Ihre Augen zuckten, und schließlich fielen sie wieder zu. Quarry suchte verzweifelt nach einer Möglichkeit, sie wach zu halten.

»Es ist eine allgemein anerkannte Wahrheit, dass ein Junggeselle, der über ein ansehnliches Vermögen verfügt, zu seinem Glück nur noch einer Frau bedarf«, sagte er.

Das war der erste Satz aus »Stolz und Vorurteil«.

Im Laufe der Jahre hatten sie dieses Buch einander immer wieder vorgelesen.

Tippi öffnete die Augen, lächelte, und Quarry stieß erleichtert die Luft aus, denn er war fest davon überzeugt, Gott habe ihm sein kleines Mädchen zurückgegeben, egal was die Weißkittel sagten.

»Sag mir, wer dir das angetan hat, Tippi. Sag es mir, Baby«, bat er und bemühte sich, das Zittern aus seiner Stimme zu halten.

Tippi formte mit den Lippen nur fünf Worte, aber das reichte. Quarry hatte sie verstanden.

»Danke, Baby. Ich liebe dich sehr.« Er schaute zur Decke. »O Gott, ich danke dir.«

Dann war die Tür aufgegangen. Quarry drehte sich um. Es war Cameron mit zwei Bechern Kaffee. Quarry sprang durchs Zimmer. Er packte sie so heftig, dass sie die Becher beinahe fallen gelassen hätte, und zog sie zum Bett.

»Unser kleines Mädchen ist wach«, sagte er. »Cam, sie ist wieder da.«

Cameron Quarry hatte die Augen so weit aufgerissen und so breit gegrinst, dass Quarry schon Angst hatte, es würde ihr das Gesicht zerreißen. Doch als sie auf das Bett schaute, wurden ihre Augen wieder kleiner, und das Lächeln verschwand.
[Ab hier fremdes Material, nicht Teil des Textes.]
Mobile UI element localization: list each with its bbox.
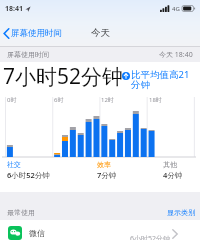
staticText: 6时	[54, 96, 64, 104]
staticText: 比平均值高21	[131, 68, 190, 81]
staticText: 18时	[149, 96, 162, 104]
staticText: 今天	[91, 27, 110, 39]
button[interactable]: 微信	[0, 220, 200, 240]
staticText: 社交	[7, 160, 21, 169]
staticText: 分钟	[131, 79, 150, 91]
staticText: 7分钟	[97, 170, 117, 180]
staticText: 18:41	[5, 4, 23, 14]
button[interactable]: 显示类别	[167, 208, 195, 217]
button[interactable]: 屏幕使用时间	[3, 28, 62, 39]
staticText: 4分钟	[163, 170, 183, 180]
staticText: 其他	[163, 160, 177, 169]
staticText: 12时	[101, 96, 114, 104]
staticText: 4G	[172, 5, 180, 13]
staticText: 6小时52分钟	[7, 170, 50, 180]
staticText: 最常使用	[7, 208, 35, 217]
staticText: 屏幕使用时间	[7, 50, 49, 59]
staticText: 6小时52分钟	[130, 234, 171, 240]
staticText: 今天 18:40	[159, 50, 193, 60]
staticText: 屏幕使用时间	[11, 28, 62, 39]
staticText: 0时	[7, 96, 17, 104]
staticText: 效率	[97, 160, 111, 169]
staticText: 7小时52分钟	[3, 62, 124, 91]
staticText: 微信	[29, 228, 45, 238]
Quarry schaute ebenfalls nach unten. Tippi hatte die Augen geschlossen. Ihr Lächeln war verschwunden. Sie würde nie wieder aufwachen, und Quarry würde nie wieder ihre Stimme hören.

Wegen dieses Lächelns, dem letzten Lächeln seiner Tochter, hatte Quarry ihr all die Jahre immer wieder Jane Austen vorgelesen. Das war sein Dank an die Schriftstellerin, die - so fühlte er - ihm diese letzten glücklichen Augenblicke geschenkt hatte.

Die vier Worte wiederum, die Tippi an jenem Tag gesagt hatte, brannten zwar in Quarrys Geist, doch er hatte nicht nach ihnen gehandelt, denn sie deuteten nicht auf eine bestimmte Person. Dann hatte es ihn auch noch wahnsinnig gemacht, dass der Arzt, dem er von Tippis kurzem Aufwachen erzählt hatte, ihm nicht hatte glauben wollen.

»Falls sie wirklich aufgewacht sein sollte«, hatte der Arzt gesagt, »war es nur eine Anomalie.«

Quarry hatte seine ganze Selbstbeherrschung aufbieten müssen, dem Mann nicht auch noch die Zähne auszuschlagen.

Nein, er handelte nicht nach diesen Worten; dabei wusste er nicht einmal genau, warum. Doch nach Camerons Tod hielt ihn nichts mehr zurück. Da hatte er dann endlich seinen langen Weg zur Wahrheit begonnen, und nun war er an einem Punkt angelangt, da ihm und Tippi endlich Gerechtigkeit widerfahren würde.

Während er nun in Richtung Mine flog, dachte er daran, dass es nur eine Sache gab, die schlimmer war als allein zu sterben: Zu sterben, wenn noch nicht alles erledigt war.

So würde er auf keinen Fall aus dieser Welt scheiden.